The greater the difference between the outdoor and indoor air temperatures, the lower the indoor relative humidity. During the winter, the difference between indoor and outdoor temperature is so high that the indoor relative humidity is usually below the 40% comfort threshold.
In large commercial buildings which need air conditioning for most of the year, the problem of low humidity is not restricted to the winter. The air conditioning process involves cooling air to below the comfortable temperature, causing moisture to condense out of it, and then passing it into rooms where it is slightly warmer where the higher carrying capacity equates to low relative humidity.
Drying out the mucociliary escalator
At such low relative humidity, moisture in the room evaporates quickly and unfortunately for us, one source of that moisture is one of our major defences against cold viruses: the charmingly named mucociliary escalator. The 'muco' refers to the layer of mucus coating our respiratory tract, which traps viruses before they can latch on to the cells they need to infect. The 'ciliary' refers to the minute tendrils called cilia which waft the mucus upward and out through the nose and mouth, carrying trapped viruses with it.
Mucus is thickened into the gunge we're familiar with by a protein matrix but by volume, it's mostly water. When the relative humidity drops below 40%, the water evaporates, drying out the protein matrix and leaving the mucus thinner and more solid. Ultimately it becomes so solid that the cilia can no longer move it. As the mucociliary escalator breaks down, it no longer moves trapped viruses out of the respiratory tract but holds them close to the cells they need to infect.
We're all familiar with the consequences: every winter, we face a workplace full of coughs and sneezes leave us waiting for the inevitable tickle in the throat that tells us we’re next.

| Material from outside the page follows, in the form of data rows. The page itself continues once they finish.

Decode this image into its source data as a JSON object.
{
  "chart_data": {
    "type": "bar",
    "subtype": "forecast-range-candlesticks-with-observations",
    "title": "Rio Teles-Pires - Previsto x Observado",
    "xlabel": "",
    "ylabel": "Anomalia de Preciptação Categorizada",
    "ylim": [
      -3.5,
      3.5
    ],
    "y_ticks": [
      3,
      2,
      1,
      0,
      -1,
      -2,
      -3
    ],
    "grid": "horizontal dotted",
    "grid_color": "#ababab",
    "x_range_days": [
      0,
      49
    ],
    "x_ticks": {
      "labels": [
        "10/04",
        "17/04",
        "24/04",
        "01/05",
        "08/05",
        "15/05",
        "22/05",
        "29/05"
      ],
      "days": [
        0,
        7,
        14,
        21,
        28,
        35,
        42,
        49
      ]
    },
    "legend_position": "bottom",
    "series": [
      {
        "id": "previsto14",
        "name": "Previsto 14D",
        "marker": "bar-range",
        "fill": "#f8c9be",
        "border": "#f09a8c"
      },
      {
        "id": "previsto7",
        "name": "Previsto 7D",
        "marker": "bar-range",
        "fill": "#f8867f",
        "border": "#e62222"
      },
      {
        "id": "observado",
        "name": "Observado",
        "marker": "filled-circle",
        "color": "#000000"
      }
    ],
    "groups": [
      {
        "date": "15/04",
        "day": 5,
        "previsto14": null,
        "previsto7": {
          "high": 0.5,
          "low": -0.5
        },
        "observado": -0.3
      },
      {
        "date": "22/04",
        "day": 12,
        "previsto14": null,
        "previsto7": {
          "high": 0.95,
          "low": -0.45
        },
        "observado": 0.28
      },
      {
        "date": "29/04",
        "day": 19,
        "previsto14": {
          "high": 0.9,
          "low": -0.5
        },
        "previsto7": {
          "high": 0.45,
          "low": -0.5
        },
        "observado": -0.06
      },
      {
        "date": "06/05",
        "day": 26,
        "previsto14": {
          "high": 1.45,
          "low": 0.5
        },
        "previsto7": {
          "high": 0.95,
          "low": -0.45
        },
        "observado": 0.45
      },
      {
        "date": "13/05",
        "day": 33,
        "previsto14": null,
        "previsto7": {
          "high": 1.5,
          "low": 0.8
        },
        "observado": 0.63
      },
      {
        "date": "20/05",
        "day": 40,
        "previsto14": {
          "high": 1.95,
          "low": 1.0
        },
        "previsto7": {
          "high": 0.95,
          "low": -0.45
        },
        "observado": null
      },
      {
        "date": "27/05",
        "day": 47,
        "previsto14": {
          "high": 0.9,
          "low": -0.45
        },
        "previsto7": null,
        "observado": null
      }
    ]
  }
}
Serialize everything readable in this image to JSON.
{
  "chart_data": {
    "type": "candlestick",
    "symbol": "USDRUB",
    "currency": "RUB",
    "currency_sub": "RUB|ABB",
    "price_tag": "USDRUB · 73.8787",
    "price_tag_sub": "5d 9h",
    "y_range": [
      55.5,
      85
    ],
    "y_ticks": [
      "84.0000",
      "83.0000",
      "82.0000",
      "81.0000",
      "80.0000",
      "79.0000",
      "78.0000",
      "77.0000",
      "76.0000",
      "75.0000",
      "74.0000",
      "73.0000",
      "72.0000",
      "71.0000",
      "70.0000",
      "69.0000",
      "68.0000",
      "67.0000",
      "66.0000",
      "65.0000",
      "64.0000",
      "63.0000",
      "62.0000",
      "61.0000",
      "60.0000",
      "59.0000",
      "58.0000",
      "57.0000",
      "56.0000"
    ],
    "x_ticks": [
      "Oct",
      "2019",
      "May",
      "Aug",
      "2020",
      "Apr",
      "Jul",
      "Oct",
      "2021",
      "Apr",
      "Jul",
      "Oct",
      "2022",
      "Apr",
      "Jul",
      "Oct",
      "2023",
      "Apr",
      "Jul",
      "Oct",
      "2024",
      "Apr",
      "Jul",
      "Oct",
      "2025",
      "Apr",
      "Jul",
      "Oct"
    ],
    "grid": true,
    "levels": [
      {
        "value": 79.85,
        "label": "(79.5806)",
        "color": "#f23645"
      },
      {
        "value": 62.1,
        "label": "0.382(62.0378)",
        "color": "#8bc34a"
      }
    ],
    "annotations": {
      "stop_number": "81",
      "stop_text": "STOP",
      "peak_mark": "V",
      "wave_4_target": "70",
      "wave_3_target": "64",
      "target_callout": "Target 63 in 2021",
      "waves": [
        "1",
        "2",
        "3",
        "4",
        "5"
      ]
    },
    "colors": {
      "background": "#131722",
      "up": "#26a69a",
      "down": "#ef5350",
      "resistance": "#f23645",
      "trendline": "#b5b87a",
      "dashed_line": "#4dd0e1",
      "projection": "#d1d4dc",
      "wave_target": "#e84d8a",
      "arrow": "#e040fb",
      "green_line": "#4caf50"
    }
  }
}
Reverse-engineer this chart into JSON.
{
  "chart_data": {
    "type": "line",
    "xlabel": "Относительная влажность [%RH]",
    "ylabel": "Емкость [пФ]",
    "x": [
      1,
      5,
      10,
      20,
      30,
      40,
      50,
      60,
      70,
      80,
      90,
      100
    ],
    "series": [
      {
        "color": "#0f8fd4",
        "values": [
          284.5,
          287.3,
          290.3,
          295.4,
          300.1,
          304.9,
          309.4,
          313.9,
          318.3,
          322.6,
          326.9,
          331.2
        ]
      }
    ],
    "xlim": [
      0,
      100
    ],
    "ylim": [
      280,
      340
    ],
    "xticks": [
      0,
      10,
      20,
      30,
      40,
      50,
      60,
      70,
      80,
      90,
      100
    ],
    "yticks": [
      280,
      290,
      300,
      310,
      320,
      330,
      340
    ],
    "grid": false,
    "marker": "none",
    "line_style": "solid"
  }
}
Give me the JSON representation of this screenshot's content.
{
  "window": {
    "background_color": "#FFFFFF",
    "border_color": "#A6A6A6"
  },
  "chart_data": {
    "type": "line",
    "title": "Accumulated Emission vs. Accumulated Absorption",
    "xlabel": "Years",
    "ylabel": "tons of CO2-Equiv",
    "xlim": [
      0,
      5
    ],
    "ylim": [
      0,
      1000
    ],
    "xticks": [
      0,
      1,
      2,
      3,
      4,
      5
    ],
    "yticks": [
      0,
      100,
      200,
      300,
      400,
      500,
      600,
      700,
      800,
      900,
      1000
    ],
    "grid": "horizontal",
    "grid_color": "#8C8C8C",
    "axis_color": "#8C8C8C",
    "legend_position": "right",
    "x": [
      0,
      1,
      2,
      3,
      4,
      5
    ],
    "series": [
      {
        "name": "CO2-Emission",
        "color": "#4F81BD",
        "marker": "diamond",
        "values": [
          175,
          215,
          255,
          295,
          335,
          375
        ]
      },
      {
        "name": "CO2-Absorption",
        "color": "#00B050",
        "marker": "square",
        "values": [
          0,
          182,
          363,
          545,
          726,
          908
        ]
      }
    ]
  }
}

The failure of the mucociliary escalator makes us vulnerable to all of the 200 cold viruses and when we catch one, we're likely to be infectious to other people for several days before we know we've got it. That means that the low relative humidity of the indoor environment not only makes us vulnerable but surrounds us with people likely to be breathing out cold viruses. In short, it causes the flu season.
When the viruses come thick and fast
When we're infected by one virus, the immune system focuses its resources on it to the extent that it has less to spare to respond to any other infections that come along. Even when it's cleared a cold virus, it takes two or three weeks to return to its normal state of general readiness for the next one.
That's why a cold virus can open the door to pneumonia caused by a bacterial infection. It also means that if we get infected by a second cold virus before our immune system has fully returned to its normal state, that second cold is likely to hit us much harder than it would have done if we hadn't had the first. Because cold viruses tend to come thick and fast in the winter 'flu season' rather than being evenly spread across the year, those nasty follow-up colds tend to happen a lot.
At the time of writing, COVID-19 has shown no signs of following a seasonal pattern. It's more infectious than most of the cold viruses and as it continues to spread through the USA, it's evidently capable of spreading during the temperate summer. However, it infects in the same way as a cold virus so we can expect it to become even more infectious in a population of people with dry mucociliary escalators and more deadly if they are run down by other cold viruses. COVID-19 is bad in the summer but likely to be worse in the winter.